Getting every employee to "live the mission" or "live the brand" is a frequent theme in patient experience strategies. Szablowski believes what is working at Dignity is something they started at least four years ago.
"We'd get letters from patients, and we'd take one of those letters once a month, invite that patient and their family, the caregivers, and the leadership from the hospital and have that person read the letter in from of everyone," he says.
The emotional connection was so powerful that Szablowski says Dignity is now working on videotaping the patients reading the letters and storing them in a video library to use for motivational purposes before leadership meetings.

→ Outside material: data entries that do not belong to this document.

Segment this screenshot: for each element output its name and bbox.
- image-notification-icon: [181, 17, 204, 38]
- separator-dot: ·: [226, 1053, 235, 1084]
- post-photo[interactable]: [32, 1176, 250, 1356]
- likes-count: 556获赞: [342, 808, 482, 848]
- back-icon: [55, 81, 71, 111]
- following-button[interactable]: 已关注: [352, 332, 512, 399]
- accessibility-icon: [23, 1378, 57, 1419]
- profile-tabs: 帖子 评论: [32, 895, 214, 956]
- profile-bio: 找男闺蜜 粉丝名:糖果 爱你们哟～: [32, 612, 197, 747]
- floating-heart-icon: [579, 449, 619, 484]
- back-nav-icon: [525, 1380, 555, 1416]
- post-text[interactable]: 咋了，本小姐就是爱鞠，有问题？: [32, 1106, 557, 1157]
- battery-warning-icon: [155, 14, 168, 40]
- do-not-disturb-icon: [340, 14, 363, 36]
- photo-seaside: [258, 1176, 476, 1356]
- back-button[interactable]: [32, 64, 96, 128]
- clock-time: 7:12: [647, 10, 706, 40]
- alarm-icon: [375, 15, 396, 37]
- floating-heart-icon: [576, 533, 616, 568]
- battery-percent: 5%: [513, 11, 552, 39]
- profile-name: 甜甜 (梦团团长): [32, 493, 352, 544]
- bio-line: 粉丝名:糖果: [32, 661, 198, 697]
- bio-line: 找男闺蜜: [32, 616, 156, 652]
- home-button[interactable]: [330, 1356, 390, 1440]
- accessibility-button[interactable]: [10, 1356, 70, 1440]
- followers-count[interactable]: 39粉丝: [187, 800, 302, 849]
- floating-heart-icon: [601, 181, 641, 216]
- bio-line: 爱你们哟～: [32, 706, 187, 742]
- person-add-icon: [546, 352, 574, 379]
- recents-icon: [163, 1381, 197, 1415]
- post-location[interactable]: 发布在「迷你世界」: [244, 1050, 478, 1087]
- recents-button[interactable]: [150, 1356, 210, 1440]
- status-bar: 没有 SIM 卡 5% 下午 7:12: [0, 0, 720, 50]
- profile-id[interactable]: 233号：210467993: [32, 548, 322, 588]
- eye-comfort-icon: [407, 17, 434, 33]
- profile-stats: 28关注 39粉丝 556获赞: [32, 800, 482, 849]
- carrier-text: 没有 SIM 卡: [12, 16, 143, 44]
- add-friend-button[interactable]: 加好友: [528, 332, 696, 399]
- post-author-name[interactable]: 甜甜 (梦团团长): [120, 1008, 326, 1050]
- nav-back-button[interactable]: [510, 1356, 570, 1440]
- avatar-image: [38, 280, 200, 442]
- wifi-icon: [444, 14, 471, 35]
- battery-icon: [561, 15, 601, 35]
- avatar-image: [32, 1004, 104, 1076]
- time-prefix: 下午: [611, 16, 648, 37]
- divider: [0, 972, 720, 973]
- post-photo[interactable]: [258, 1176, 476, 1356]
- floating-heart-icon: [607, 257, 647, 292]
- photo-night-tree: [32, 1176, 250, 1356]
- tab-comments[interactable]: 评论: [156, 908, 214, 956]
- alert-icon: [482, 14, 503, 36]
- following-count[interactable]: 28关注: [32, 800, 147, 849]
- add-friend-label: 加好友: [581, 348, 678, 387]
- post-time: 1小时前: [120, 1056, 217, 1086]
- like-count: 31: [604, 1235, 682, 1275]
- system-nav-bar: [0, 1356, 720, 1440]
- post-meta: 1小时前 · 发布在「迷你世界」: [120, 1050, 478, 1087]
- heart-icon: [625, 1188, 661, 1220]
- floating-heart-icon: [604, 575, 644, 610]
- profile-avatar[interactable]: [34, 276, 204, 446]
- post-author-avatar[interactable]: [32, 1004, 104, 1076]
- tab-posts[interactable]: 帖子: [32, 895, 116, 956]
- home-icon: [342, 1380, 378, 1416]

"Each story is really different. Some are about little things, big things. There is an unbelievable range," he says. "The value of it is people come in and talk about what led up to the [hospital visit], the care, and afterwards. You recognize that it's the totality of the experience. All those little things matter." At the end of the letter reading, everyone who was involved in the patient's care gets a certificate of appreciation from the CEO.
"It's the fundamental articulation of the brand, and the brand isn't the logo or the architecture. It's a living thing and everyone plays a role in it," he says.
So far, Szablowski says he feels like Dignity has done a good job focusing its internal communication to raise employee engagement. It's measured by the participation rate of Dignity's annual employee survey, which Szablowski says has been between 80%–90% for the last five years.